15 January 2010
RIC-(en)rolling
Back to college for me, I guess.
I’ve already enrolled in Microeconomics and in Beginning Russian at Rhode Island College, and am still awaiting confirmation on Macroeconomics from the professor of that course. These courses are going to be necessary for my future career in international relations, and it’s better to do them sooner rather than later. I’ve completed all my applications to master’s programs in public policy and international studies; now all I have to do for them is keep my fingers very tightly crossed and see what kind of choices I have by March and April.
My reading list right now is pretty long; I’m currently reading a selection from Dr. Samuel Johnson’s collected works. It’s funny – the more I read the guy’s work, the more I admire him. It’s not just that he was a cat person and a teaholic, though both are excellent qualities. Here’s a guy who was decades (if not centuries!) ahead of his time in his thinking on racial and sexual equality and on treatment of the poor and socially-outcast, who spoke out stridently against war in the Falklands and against empire in the Americas. And yet, in every line he conveys a deep sense of respect for tradition, for his country and for the social order.

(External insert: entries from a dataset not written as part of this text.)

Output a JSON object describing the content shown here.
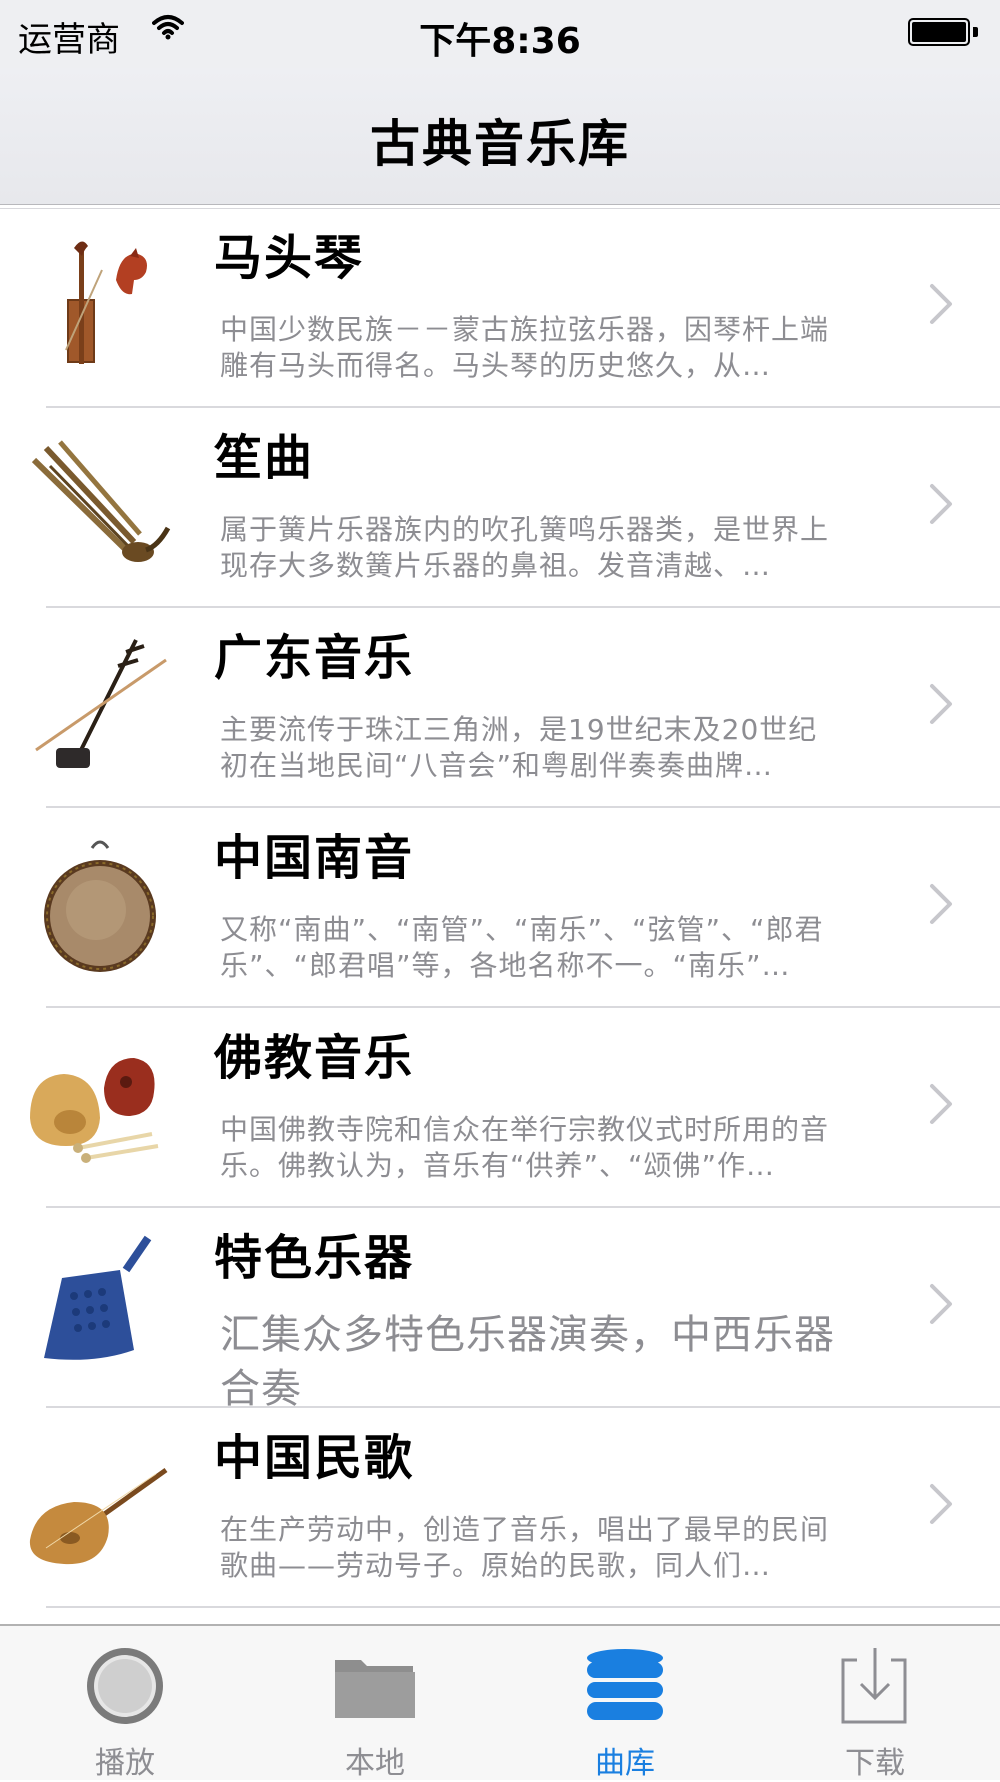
{
  "status_bar": {
    "carrier": "运营商",
    "time": "下午8:36"
  },
  "navbar": {
    "title": "古典音乐库"
  },
  "list": {
    "items": [
      {
        "title": "马头琴",
        "desc": "中国少数民族－－蒙古族拉弦乐器，因琴杆上端雕有马头而得名。马头琴的历史悠久，从…",
        "icon": "horsehead-fiddle-icon"
      },
      {
        "title": "笙曲",
        "desc": "属于簧片乐器族内的吹孔簧鸣乐器类，是世界上现存大多数簧片乐器的鼻祖。发音清越、…",
        "icon": "sheng-icon"
      },
      {
        "title": "广东音乐",
        "desc": "主要流传于珠江三角洲，是19世纪末及20世纪初在当地民间“八音会”和粤剧伴奏奏曲牌…",
        "icon": "erhu-icon"
      },
      {
        "title": "中国南音",
        "desc": "又称“南曲”、“南管”、“南乐”、“弦管”、“郎君乐”、“郎君唱”等，各地名称不一。“南乐”…",
        "icon": "drum-icon"
      },
      {
        "title": "佛教音乐",
        "desc": "中国佛教寺院和信众在举行宗教仪式时所用的音乐。佛教认为，音乐有“供养”、“颂佛”作…",
        "icon": "wooden-fish-icon"
      },
      {
        "title": "特色乐器",
        "desc": "汇集众多特色乐器演奏，中西乐器合奏",
        "icon": "bronze-bell-icon"
      },
      {
        "title": "中国民歌",
        "desc": "在生产劳动中，创造了音乐，唱出了最早的民间歌曲——劳动号子。原始的民歌，同人们…",
        "icon": "pipa-icon"
      }
    ]
  },
  "tabbar": {
    "tabs": [
      {
        "label": "播放",
        "icon": "play-disc-icon"
      },
      {
        "label": "本地",
        "icon": "folder-icon"
      },
      {
        "label": "曲库",
        "icon": "database-icon"
      },
      {
        "label": "下载",
        "icon": "download-icon"
      }
    ],
    "active_color": "#1a7fe0",
    "inactive_color": "#8e8e93"
  }
}
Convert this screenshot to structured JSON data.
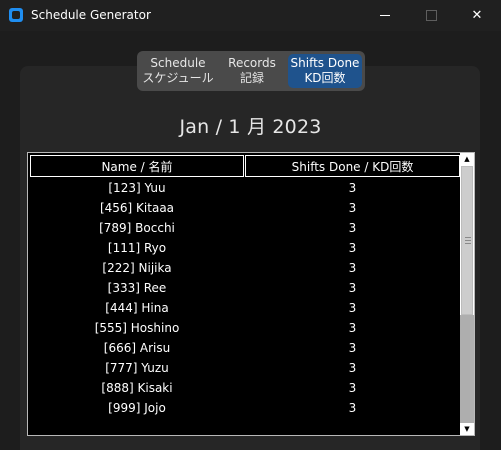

Despite his witty jabs at journalists, authors and critics (some of which are more light-hearted and teasing than others – his cautions to authors were done quite obviously tongue-in-cheek given his own profession), you read a man who entertains a lot of serious thought on a number of issues. Reading some of his Idler essays and his Thoughts on the Late Transactions Respecting Falkland’s Islands, I feel as though much of what he said is as applicable now as it was back in the mid-18th Century!
Also on my reading queue are the letters, essays, prayers and speeches of Elizabeth I Tudor of England (who had the fortune – whether good or ill depends on one’s perspective – of being born a royal and thus a preordained claim to fame which exceeded her literary and scholastic talents), Hints to a Quaker by Frederick Denison Maurice and The Death Trilogy by Terry Pratchett (a much-appreciated Christmas gift from my sister).
Will keep posted as events merit, &c.